Friday, October 23, 2009

Sheikhin' Stevens

Well, I didn't manage to do anything particularly fun last weekend, unless you count going to the lavatory 20 times within the space of 48 hours time well spent. And so, pending verification from the Guinness Book of Records for my claim to have suffered the most rapid and total dehydration ever experienced by human being, I’d best think of something else to write about.

Luckily, something did happen just over a week ago that also got the old bowels rumbling. For the second time in two months, I found myself running frantically down flights of stairs and into the street, whilst the building I was in wobbled ominously around me. Many of you will have had similar experiences I am sure and will have found yourselves standing out on the pavement looking pointlessly up at the building that you just exited, wondering what would happen if a really big earthquake hit the capital.

Presumably, such a quake would make Padang look like a tea party in comparison. In fact, I was sent a warning on my office’s internal messaging system this week telling me to avoid buildings this Saturday as an earthquake registering 8.5 on the Richter scale would hit Jakarta on that day (today!). How this scaremonger had managed to achieve a feat that has eluded every geologist and seismologist in the world, namely the ability to predict both the time and place of earthquakes, wasn't made clear in the message.

At least our soothsayer hadn’t attempted to attach any theological significance to his prediction though, as has been the case in the wake of the Padang disaster. Various clerics have tried to match up the times of the tremors with passages in the Koran and were amazed to find verses of fire and brimstone corresponding to the hour and minute of the tectonic rumblings in question. Just possibly, if I chose a passage out of a holy book purely at random, then I would be quite likely to find similar descriptions of death and destruction however I thought that I would rise to the challenge that this latest Jakarta tremor has presented me with.

My watch registered 4.55pm when the tremblor struck and so, being from a Judaeo-Christian lineage, I thought that I'd try and match this time up with something from the Bible. A quick Google search (as I seem to have mislaid my own Bible) threw up the Book of Ezra, chapter 4, verse 55: "and likewise, the charges of the Levites, to be given them until the day that the house were finished and Jerusalem builded." It works! Well kind of. Houses being finished? There you go. It's all been preordained in the Scriptures.

Science, by contrast, admits to its limitations regarding the issue of earthquake prediction. In fact, we know far more about the centre of the Sun, a relatively simple system of lighter elements, than we do about what's under our feet. For well understood fault lines, seismic hazard assessment maps can estimate the probability that an earthquake of a given magnitude will affect a given location over a certain number of years, and that's about it. In terms of early warning systems, a few seconds is the most you're going to be able to get before major shaking arrives to lay waste to your place of residence.

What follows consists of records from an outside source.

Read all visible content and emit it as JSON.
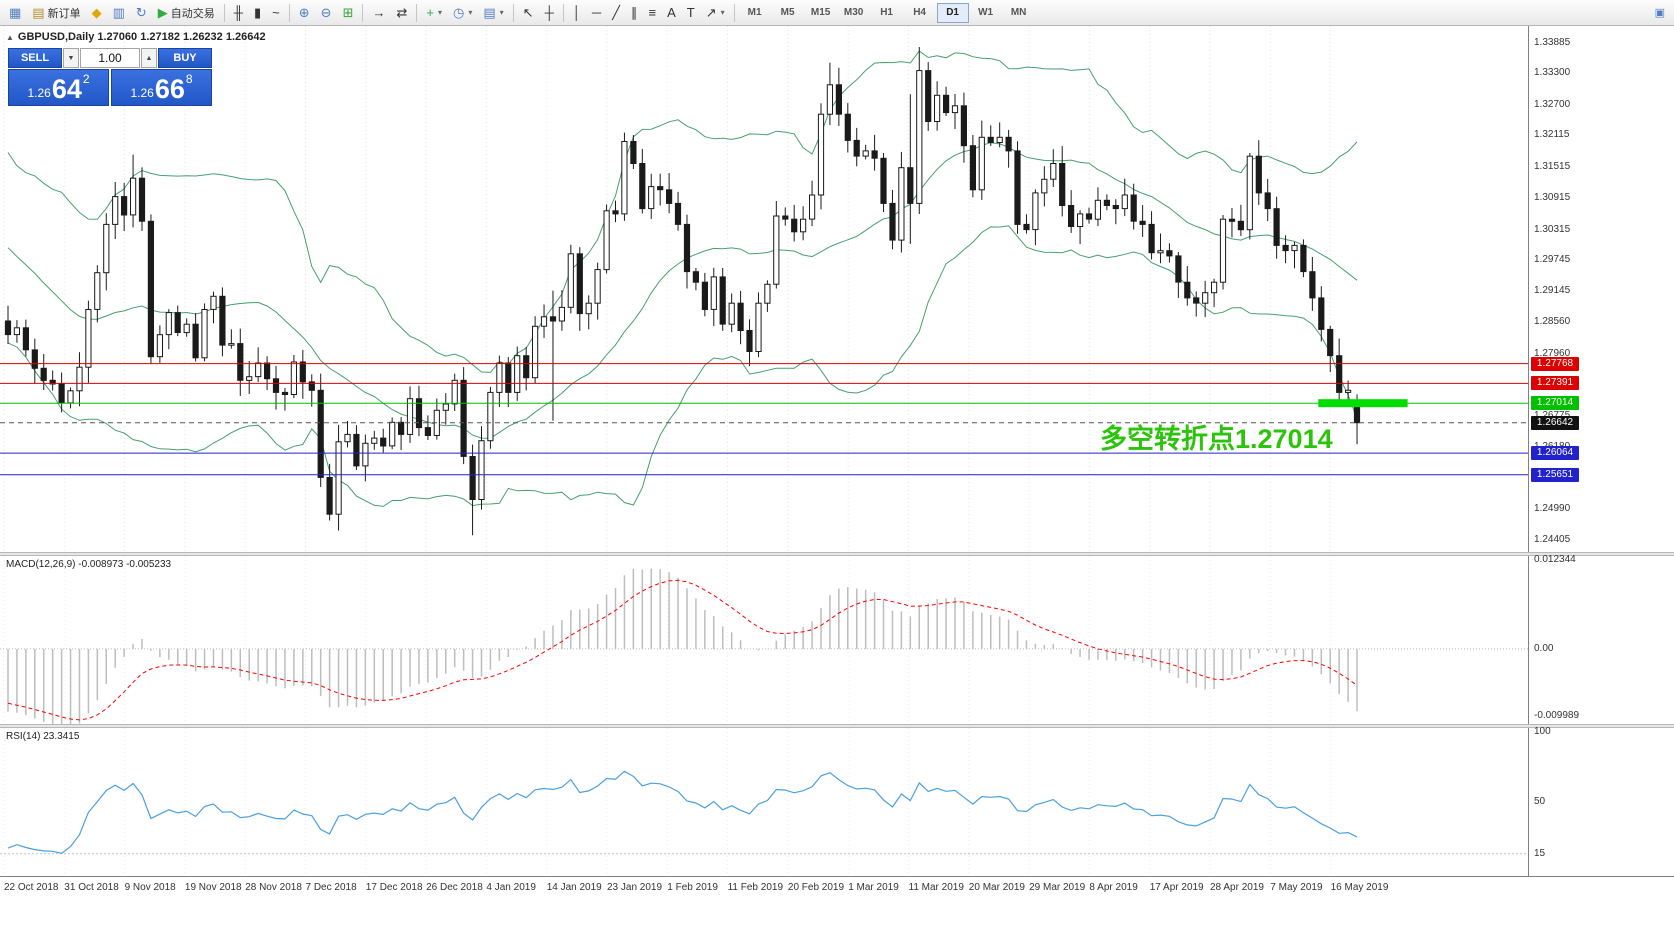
{
  "toolbar": {
    "items": [
      {
        "name": "terminal-window-icon",
        "glyph": "▦",
        "color": "#4f7ec2",
        "interactable": false
      },
      {
        "name": "new-order-button",
        "glyph": "▤",
        "label": "新订单",
        "color": "#b08f2a",
        "interactable": true
      },
      {
        "name": "market-icon",
        "glyph": "◆",
        "color": "#e0a800",
        "interactable": true
      },
      {
        "name": "charts-grid-icon",
        "glyph": "▥",
        "color": "#4f7ec2",
        "interactable": true
      },
      {
        "name": "profiles-icon",
        "glyph": "↻",
        "color": "#4f7ec2",
        "interactable": true
      },
      {
        "name": "auto-trading-button",
        "glyph": "▶",
        "label": "自动交易",
        "color": "#2fae3f",
        "interactable": true
      },
      {
        "sep": true
      },
      {
        "name": "bar-chart-icon",
        "glyph": "╫",
        "interactable": true
      },
      {
        "name": "candlestick-chart-icon",
        "glyph": "▮",
        "interactable": true
      },
      {
        "name": "line-chart-icon",
        "glyph": "~",
        "interactable": true
      },
      {
        "sep": true
      },
      {
        "name": "zoom-in-icon",
        "glyph": "⊕",
        "color": "#4f7ec2",
        "interactable": true
      },
      {
        "name": "zoom-out-icon",
        "glyph": "⊖",
        "color": "#4f7ec2",
        "interactable": true
      },
      {
        "name": "tile-windows-icon",
        "glyph": "⊞",
        "color": "#3aa33a",
        "interactable": true
      },
      {
        "sep": true
      },
      {
        "name": "auto-scroll-icon",
        "glyph": "→",
        "interactable": true
      },
      {
        "name": "chart-shift-icon",
        "glyph": "⇄",
        "interactable": true
      },
      {
        "sep": true
      },
      {
        "name": "indicators-button",
        "glyph": "+",
        "color": "#2fae3f",
        "caret": true,
        "interactable": true
      },
      {
        "name": "periods-button",
        "glyph": "◷",
        "color": "#4f7ec2",
        "caret": true,
        "interactable": true
      },
      {
        "name": "templates-button",
        "glyph": "▤",
        "color": "#4f7ec2",
        "caret": true,
        "interactable": true
      },
      {
        "sep": true
      },
      {
        "name": "cursor-tool",
        "glyph": "↖",
        "interactable": true
      },
      {
        "name": "crosshair-tool",
        "glyph": "┼",
        "interactable": true
      },
      {
        "sep": true
      },
      {
        "name": "vertical-line-tool",
        "glyph": "│",
        "interactable": true
      },
      {
        "name": "horizontal-line-tool",
        "glyph": "─",
        "interactable": true
      },
      {
        "name": "trendline-tool",
        "glyph": "╱",
        "interactable": true
      },
      {
        "name": "channel-tool",
        "glyph": "∥",
        "interactable": true
      },
      {
        "name": "fibonacci-tool",
        "glyph": "≡",
        "interactable": true
      },
      {
        "name": "text-tool",
        "glyph": "A",
        "interactable": true
      },
      {
        "name": "label-tool",
        "glyph": "T",
        "interactable": true
      },
      {
        "name": "arrows-tool",
        "glyph": "↗",
        "caret": true,
        "interactable": true
      },
      {
        "sep": true
      }
    ],
    "timeframes": [
      "M1",
      "M5",
      "M15",
      "M30",
      "H1",
      "H4",
      "D1",
      "W1",
      "MN"
    ],
    "active_timeframe": "D1",
    "right_icon": {
      "name": "window-restore-icon",
      "glyph": "▣"
    }
  },
  "chart": {
    "symbol_line": "GBPUSD,Daily  1.27060 1.27182 1.26232 1.26642",
    "symbol": "GBPUSD",
    "period": "Daily"
  },
  "one_click": {
    "sell_label": "SELL",
    "buy_label": "BUY",
    "lot": "1.00",
    "decrease_glyph": "▼",
    "increase_glyph": "▲",
    "sell_prefix": "1.26",
    "sell_big": "64",
    "sell_sup": "2",
    "buy_prefix": "1.26",
    "buy_big": "66",
    "buy_sup": "8"
  },
  "annotation": {
    "text": "多空转折点1.27014",
    "color": "#2cc40a"
  },
  "hlines": [
    {
      "price": 1.27768,
      "label": "1.27768",
      "color": "#dd0000"
    },
    {
      "price": 1.27391,
      "label": "1.27391",
      "color": "#dd0000"
    },
    {
      "price": 1.27014,
      "label": "1.27014",
      "color": "#00c000"
    },
    {
      "price": 1.26064,
      "label": "1.26064",
      "color": "#2222cc"
    },
    {
      "price": 1.25651,
      "label": "1.25651",
      "color": "#2222cc"
    }
  ],
  "highlight_segment": {
    "price": 1.27014,
    "start_index": 147,
    "bars": 10,
    "color": "#00dd00"
  },
  "current_price": {
    "value": 1.26642,
    "label": "1.26642",
    "color": "#111111"
  },
  "price_axis": {
    "max": 1.342,
    "min": 1.2418,
    "ticks": [
      "1.33885",
      "1.33300",
      "1.32700",
      "1.32115",
      "1.31515",
      "1.30915",
      "1.30315",
      "1.29745",
      "1.29145",
      "1.28560",
      "1.27960",
      "1.27375",
      "1.26775",
      "1.26180",
      "1.25585",
      "1.24990",
      "1.24405"
    ]
  },
  "dates": [
    "22 Oct 2018",
    "31 Oct 2018",
    "9 Nov 2018",
    "19 Nov 2018",
    "28 Nov 2018",
    "7 Dec 2018",
    "17 Dec 2018",
    "26 Dec 2018",
    "4 Jan 2019",
    "14 Jan 2019",
    "23 Jan 2019",
    "1 Feb 2019",
    "11 Feb 2019",
    "20 Feb 2019",
    "1 Mar 2019",
    "11 Mar 2019",
    "20 Mar 2019",
    "29 Mar 2019",
    "8 Apr 2019",
    "17 Apr 2019",
    "28 Apr 2019",
    "7 May 2019",
    "16 May 2019"
  ],
  "indicators": {
    "macd_label": "MACD(12,26,9) -0.008973 -0.005233",
    "rsi_label": "RSI(14) 23.3415"
  },
  "chart_data": {
    "type": "candlestick",
    "symbol": "GBPUSD",
    "timeframe": "Daily",
    "candle_up_fill": "#ffffff",
    "candle_down_fill": "#1a1a1a",
    "candle_stroke": "#1a1a1a",
    "pre_closes": [
      1.3248,
      1.318,
      1.3126,
      1.309,
      1.3112,
      1.3075,
      1.3042,
      1.3068,
      1.3022,
      1.2985,
      1.2952,
      1.2918,
      1.2965,
      1.2998,
      1.3012,
      1.2978,
      1.2942,
      1.2912,
      1.2888,
      1.2858
    ],
    "closes": [
      1.2832,
      1.2845,
      1.2803,
      1.2768,
      1.2745,
      1.2738,
      1.2702,
      1.2725,
      1.277,
      1.288,
      1.295,
      1.3042,
      1.3095,
      1.306,
      1.313,
      1.3048,
      1.279,
      1.2832,
      1.2874,
      1.2836,
      1.2852,
      1.2788,
      1.288,
      1.2905,
      1.2812,
      1.2815,
      1.2745,
      1.2752,
      1.2778,
      1.2748,
      1.2722,
      1.2718,
      1.278,
      1.2742,
      1.2726,
      1.256,
      1.249,
      1.2628,
      1.2642,
      1.2582,
      1.2625,
      1.2635,
      1.262,
      1.2665,
      1.2642,
      1.271,
      1.2655,
      1.264,
      1.2688,
      1.27,
      1.2745,
      1.26,
      1.2518,
      1.263,
      1.2722,
      1.2778,
      1.2722,
      1.2792,
      1.275,
      1.2848,
      1.2866,
      1.2858,
      1.2884,
      1.2986,
      1.2872,
      1.2892,
      1.2956,
      1.3068,
      1.3062,
      1.32,
      1.3158,
      1.3072,
      1.3114,
      1.3108,
      1.3082,
      1.3042,
      1.2952,
      1.2932,
      1.288,
      1.2942,
      1.2852,
      1.2892,
      1.284,
      1.28,
      1.2892,
      1.2928,
      1.3058,
      1.3052,
      1.3028,
      1.3052,
      1.3098,
      1.3252,
      1.3308,
      1.3252,
      1.3202,
      1.3172,
      1.3182,
      1.3168,
      1.3082,
      1.3012,
      1.315,
      1.3082,
      1.3335,
      1.3238,
      1.3288,
      1.3255,
      1.3268,
      1.3192,
      1.3108,
      1.3208,
      1.3198,
      1.3208,
      1.3182,
      1.3042,
      1.3032,
      1.3102,
      1.3128,
      1.3158,
      1.3078,
      1.3038,
      1.3062,
      1.3052,
      1.3088,
      1.3078,
      1.3072,
      1.3098,
      1.3048,
      1.3042,
      1.2988,
      1.2992,
      1.2982,
      1.2932,
      1.2902,
      1.2892,
      1.2912,
      1.2932,
      1.3052,
      1.3048,
      1.3032,
      1.3172,
      1.3102,
      1.3072,
      1.3002,
      1.2992,
      1.3002,
      1.2952,
      1.2902,
      1.2842,
      1.2792,
      1.2722,
      1.2726,
      1.26642
    ],
    "wick": {
      "base": 0.0006,
      "range": 0.0028
    },
    "overrides": {
      "14": {
        "h": 1.3175
      },
      "16": {
        "l": 1.2776
      },
      "36": {
        "l": 1.2478
      },
      "52": {
        "l": 1.245
      },
      "61": {
        "h": 1.2916,
        "l": 1.2668
      },
      "69": {
        "h": 1.3217
      },
      "83": {
        "l": 1.2772
      },
      "92": {
        "h": 1.335
      },
      "101": {
        "h": 1.329,
        "l": 1.3005
      },
      "102": {
        "h": 1.338
      },
      "139": {
        "h": 1.3178
      },
      "151": {
        "o": 1.2706,
        "h": 1.27182,
        "l": 1.26232
      }
    },
    "last_candle_ohlc": {
      "o": 1.2706,
      "h": 1.27182,
      "l": 1.26232,
      "c": 1.26642
    },
    "bollinger": {
      "period": 20,
      "deviation": 2,
      "color": "#46a06e"
    },
    "macd": {
      "fast": 12,
      "slow": 26,
      "signal": 9,
      "value": -0.008973,
      "signal_value": -0.005233,
      "hist_color": "#bdbdbd",
      "signal_color": "#ff0000",
      "max": 0.012344,
      "min": -0.009989,
      "ticks": [
        "0.012344",
        "0.00",
        "-0.009989"
      ]
    },
    "rsi": {
      "period": 14,
      "value": 23.3415,
      "color": "#4aa0df",
      "max": 100,
      "min": 0,
      "level": 15,
      "ticks": [
        "100",
        "50",
        "15"
      ]
    }
  }
}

On the other hand though, throughout history, observations of unusual animal behavior observed before earthquakes have been recorded by people from almost all civilizations. Some animals are indeed much more sensitive than human beings in terms of being able to detect vibrations or ultrasonic waves, although extensive research hasn't produced a lot of strong data on their powers of prediction.

Apparently, in the Indian state of Tamil Nadu, a few minutes before the killer Asian Tsunami of December 2004, a herd of 500 blackbucks rushed away from coastal areas to the safety of a nearby hilltop. Alas though, the best you can probably hope for is that your dog starts howling about five seconds before your roof collapses on your head.

Well there you have it then, unless you're going to start living and working in a tent out in the street, then I'd forget about the big one if I were you and file it away at the back of your mind where it can haunt your dreams along with global warming, asteroid impacts and SARS. Indeed, in my more cynical moments, I find the prospect of Jakarta being utterly razed to the ground and laid waste to be quite an appealing one. Upended Busway buses falling into huge yawning chasms in the streets, deadly dull shopping malls being rent asunder, parliament coming crashing down on the heads of sleeping politicians, the entire city collapsing into Jakarta Bay leaving space for a rebirth, it would make for a great movie at the very least. They should get Miyabi in to play the plucky, mini-skirted seismologist whose warnings aren't heeded. I can see it now, Jakarta, West of Krakatau. It would be Karakatau, East of Java remade for the Blackberry generation and feature plenty of wobbling cleavage when the tremor strikes.


So it’s now Saturday. How are we doing for time? Did the 8.5 level big one materialize or not? Or do we live to fight another day?